Quatorze mois après la suspension de production au seul véritable puits de pétrole du Québec, à Haldimand près de Gaspé, les partenaires Pétrolia et Junex progressent dans les négociations qui, espèrent leurs directions, aboutiront à une entente et à la reprise de l'exploitation à l'automne ou à l'hiver.

Gilles Gagné, collaboration spéciale

Quatorze mois après la suspension de production au seul véritable puits de pétrole du Québec, à Haldimand près de Gaspé, les partenaires Pétrolia et Junex progressent dans les négociations qui, espèrent leurs directions, aboutiront à une entente et à la reprise de l'exploitation à l'automne ou à l'hiver.

La production du puits Haldimand s'établissait à près de 40 barils par jour quand les deux partenaires ont suspendu le pompage afin d'en arriver à un protocole complexe qui définit le mode d'exploitation du gisement. Pétrolia et Junex possèdent chacun un intérêt de 45 % dans le puits Haldimand, tandis que Gastem en contrôle 10 %.

«Les pourparlers progressent énormément pour les deux parties. Ça se fait par petits points mais ça avance. On avait besoin de recul. C'est une des ententes les plus importantes pour les actionnaires», aborde Isabelle Proulx, porte-parole de Pétrolia.

Elle note que ce type d'entente se négocie généralement avant le début de l'exploitation d'un puits, mais l'emplacement de Haldimand a produit très vite et il a conséquemment surpris un peu tout le monde.

«On passe des étapes dans ce genre de situation, et il ne faut pas», dit Mme Proulx.

Historiquement, Junex détenait les droits sur le territoire de Haldimand avant de les céder à Pétrolia et Gastem, moyennant une clause de retour, ou back in dans le jargon financier, lui conférant un droit de réintégrer le partenariat à divers moments. Junex s'est prévalu de cette clause quand il est devenu clair que le puits produirait du pétrole.
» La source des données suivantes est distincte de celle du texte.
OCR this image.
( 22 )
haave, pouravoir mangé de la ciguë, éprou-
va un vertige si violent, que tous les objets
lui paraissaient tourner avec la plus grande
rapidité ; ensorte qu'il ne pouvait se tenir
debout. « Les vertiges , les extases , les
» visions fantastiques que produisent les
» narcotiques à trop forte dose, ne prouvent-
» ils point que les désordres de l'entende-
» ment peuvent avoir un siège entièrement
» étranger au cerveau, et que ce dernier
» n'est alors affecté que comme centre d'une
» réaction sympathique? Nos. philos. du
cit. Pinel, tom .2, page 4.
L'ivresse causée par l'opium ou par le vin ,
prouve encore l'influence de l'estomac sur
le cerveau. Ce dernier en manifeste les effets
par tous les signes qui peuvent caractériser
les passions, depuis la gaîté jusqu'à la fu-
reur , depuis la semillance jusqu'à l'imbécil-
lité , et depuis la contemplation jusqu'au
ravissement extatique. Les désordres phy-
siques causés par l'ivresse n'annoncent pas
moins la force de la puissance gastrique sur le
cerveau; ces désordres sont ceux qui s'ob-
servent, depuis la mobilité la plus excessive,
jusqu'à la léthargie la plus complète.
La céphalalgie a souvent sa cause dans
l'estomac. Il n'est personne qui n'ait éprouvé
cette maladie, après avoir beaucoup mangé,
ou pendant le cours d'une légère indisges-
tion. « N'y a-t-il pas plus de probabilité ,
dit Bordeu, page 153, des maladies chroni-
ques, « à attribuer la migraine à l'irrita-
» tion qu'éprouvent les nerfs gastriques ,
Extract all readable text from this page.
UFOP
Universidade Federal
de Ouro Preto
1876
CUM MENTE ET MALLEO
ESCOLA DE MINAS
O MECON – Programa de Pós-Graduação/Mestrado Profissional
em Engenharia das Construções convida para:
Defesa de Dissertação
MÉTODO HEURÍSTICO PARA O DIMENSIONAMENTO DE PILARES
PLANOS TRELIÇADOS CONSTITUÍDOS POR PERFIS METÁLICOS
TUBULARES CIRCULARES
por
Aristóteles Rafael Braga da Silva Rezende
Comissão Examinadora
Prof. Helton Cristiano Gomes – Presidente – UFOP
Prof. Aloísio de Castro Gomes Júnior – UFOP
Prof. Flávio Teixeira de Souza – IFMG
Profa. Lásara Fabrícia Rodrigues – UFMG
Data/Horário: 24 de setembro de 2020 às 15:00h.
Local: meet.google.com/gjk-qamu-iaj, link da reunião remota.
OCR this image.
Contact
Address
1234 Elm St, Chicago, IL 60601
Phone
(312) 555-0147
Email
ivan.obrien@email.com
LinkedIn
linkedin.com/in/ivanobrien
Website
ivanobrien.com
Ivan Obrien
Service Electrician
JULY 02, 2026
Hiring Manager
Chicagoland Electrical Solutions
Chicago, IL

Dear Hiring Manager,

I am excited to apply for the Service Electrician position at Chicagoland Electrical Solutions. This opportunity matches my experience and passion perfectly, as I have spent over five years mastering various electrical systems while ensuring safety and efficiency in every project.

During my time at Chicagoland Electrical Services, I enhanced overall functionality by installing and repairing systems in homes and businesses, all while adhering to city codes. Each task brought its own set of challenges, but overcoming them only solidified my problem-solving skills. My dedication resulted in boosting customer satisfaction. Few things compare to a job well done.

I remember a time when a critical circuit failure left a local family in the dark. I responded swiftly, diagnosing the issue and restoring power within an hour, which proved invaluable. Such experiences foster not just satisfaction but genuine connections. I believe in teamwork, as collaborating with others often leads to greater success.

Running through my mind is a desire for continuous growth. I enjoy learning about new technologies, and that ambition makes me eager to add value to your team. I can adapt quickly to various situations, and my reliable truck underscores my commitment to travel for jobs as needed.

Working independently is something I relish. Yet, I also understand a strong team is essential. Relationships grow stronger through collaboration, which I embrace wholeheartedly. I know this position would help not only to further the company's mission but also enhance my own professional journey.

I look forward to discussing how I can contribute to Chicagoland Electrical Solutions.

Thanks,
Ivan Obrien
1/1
«Tout est là pour reprendre la production très rapidement, mais il faut évaluer l'ampleur du puits. Ça signifie refaire des levés séismiques, faire une analyse 3D (trois dimensions, de la formation géologique) et forer un puits de confirmation. Le travail séismique coûte à lui seul 2 millions $», poursuit Isabelle Proulx.

Le puits Haldimand pourrait générer des revenus de 750 000 $ à 1 million $ par an. Si de 35 à 40 barils par jour constituent une production modeste, elle se range néanmoins dans la moyenne des puits conventionnels en fonction en Alberta, par exemple.

Le directeur général de Junex, Jean-Yves Lavoie, note aussi une progression appréciable du rythme des discussions avec Pétrolia. «Je m'attends à ce que ça débloque à l'automne», dit-il, convaincu que la production pourrait reprendre à ce moment. Isabelle Proulx prévoit un redémarrage à l'hiver.

Junex exploite du gaz aux puits Galt 1 et Galt 3, à l'ouest de Gaspé. Il se dégage aussi un peu de pétrole de ces puits, qui ont généré des recettes de 150 000 $ en 2006.